一吻结束,鹤愿眼神湿软,喘着气意犹未尽,“还想亲……”
商聿年又吻了他一下。
鹤愿却不满地瘪了瘪嘴,“要刚刚那样的。”
“乖崽,你好黏人呐。”
商聿年扣住他后颈,重重与他交换呼吸。
荡漾的水波有节奏地拍击浴缸沿壁,将相贴的两人,浸透,淋湿。
是灼热的泪,还是滚烫的汗,混合在一起,已经分不清,也没人在意。
哪怕是严丝合缝的亲密,仍然无法拥有足够安全感的鹤愿发出喟叹,“想要哥哥一直在……”

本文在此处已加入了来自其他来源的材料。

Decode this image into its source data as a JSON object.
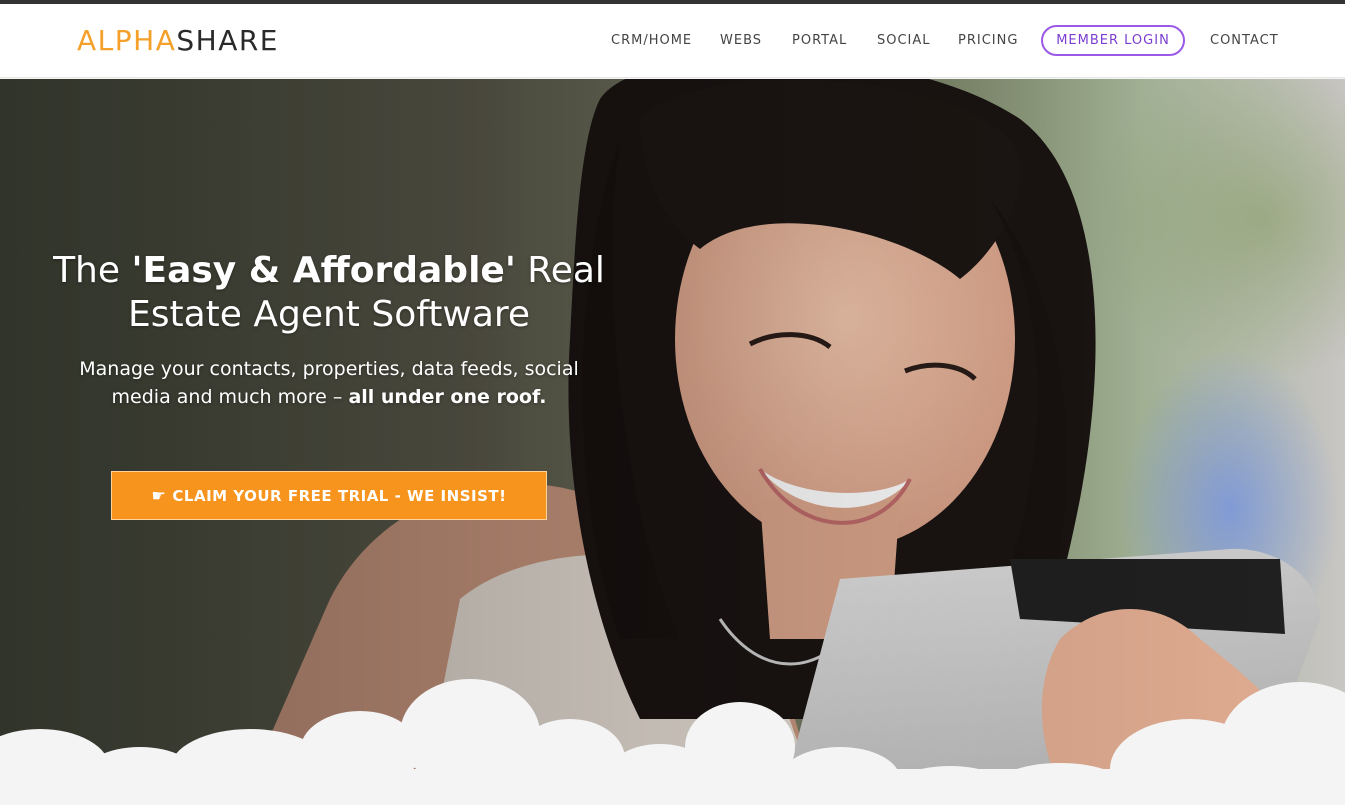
{
  "brand": {
    "logo_alpha": "ALPHA",
    "logo_share": "SHARE",
    "accent": "#f4a02a"
  },
  "nav": {
    "items": [
      "CRM/HOME",
      "WEBS",
      "PORTAL",
      "SOCIAL",
      "PRICING"
    ],
    "login": "MEMBER LOGIN",
    "contact": "CONTACT",
    "login_color": "#9b59e6"
  },
  "hero": {
    "title_pre": "The ",
    "title_bold": "'Easy & Affordable'",
    "title_post": " Real Estate Agent Software",
    "subtitle": "Manage your contacts, properties, data feeds, social media and much more – ",
    "subtitle_bold": "all under one roof.",
    "cta_icon": "pointing-hand-icon",
    "cta_label": "CLAIM YOUR FREE TRIAL - WE INSIST!",
    "cta_color": "#f7941d"
  }
}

商聿年捏着他的后脖颈,把埋在肩膀的脸提起来,“知道你在说什么吗?”
鹤愿当然知道,他眼里带着说不清的意味。
“我离不开你……”
什么情况
醉酒的鹤愿真的很黏人,缠着商聿年折腾了一晚上,天刚蒙蒙亮,他才睡下。
脸颊还有没褪去的红,眉头微微皱起,侧脸陷在柔软的枕头里。
哪怕睡着了一只手还下意识搭在商聿年的腰上,商聿年要很轻很轻地往外挪,才能确保不会扰醒他。

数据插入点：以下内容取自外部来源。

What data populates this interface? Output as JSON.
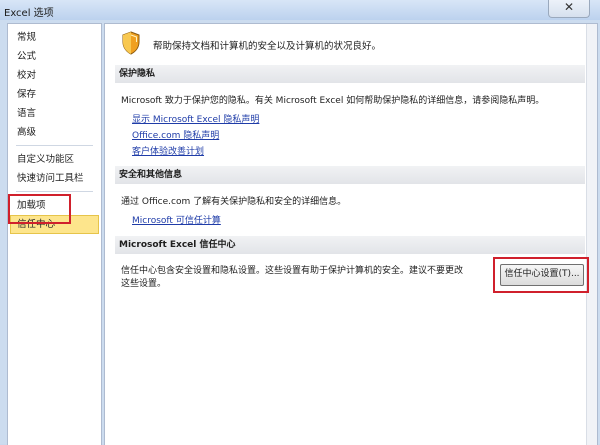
{
  "window": {
    "title": "Excel 选项",
    "close_label": "✕"
  },
  "sidebar": {
    "items": [
      {
        "label": "常规"
      },
      {
        "label": "公式"
      },
      {
        "label": "校对"
      },
      {
        "label": "保存"
      },
      {
        "label": "语言"
      },
      {
        "label": "高级"
      },
      {
        "label": "自定义功能区"
      },
      {
        "label": "快速访问工具栏"
      },
      {
        "label": "加载项"
      },
      {
        "label": "信任中心"
      }
    ],
    "selected": "信任中心"
  },
  "main": {
    "intro_text": "帮助保持文档和计算机的安全以及计算机的状况良好。",
    "privacy": {
      "header": "保护隐私",
      "text": "Microsoft 致力于保护您的隐私。有关 Microsoft Excel 如何帮助保护隐私的详细信息，请参阅隐私声明。",
      "links": [
        "显示 Microsoft Excel 隐私声明",
        "Office.com 隐私声明",
        "客户体验改善计划"
      ]
    },
    "security": {
      "header": "安全和其他信息",
      "text": "通过 Office.com 了解有关保护隐私和安全的详细信息。",
      "link": "Microsoft 可信任计算"
    },
    "trust_center": {
      "header": "Microsoft Excel 信任中心",
      "text_line1": "信任中心包含安全设置和隐私设置。这些设置有助于保护计算机的安全。建议不要更改",
      "text_line2": "这些设置。",
      "button_label": "信任中心设置(T)..."
    }
  },
  "colors": {
    "accent_highlight": "#d0202c",
    "link": "#1f3ca8",
    "selection": "#fde58c"
  }
}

公司需要商聿年参与决策的事很多,他换好衣服下楼,备好餐食的徐阿姨正在厨房煮醒酒汤。
睡着的鹤愿浑然不觉,或许是夜里折腾得太久,竟一觉睡到了下午。
醒来时,全身都带着一种被掰过劲儿的酸胀,是他不知疲惫地缠着商聿年为他放了一场又一场的烟火。
意识还没回笼,手就下意识往旁边摸索。
是空的,连温度都散了。
因睡着而错过缠绵后的温存,鹤愿失落地抱腿蜷缩起身体,深深地吸气,好像还能嗅到商聿年残留的气息。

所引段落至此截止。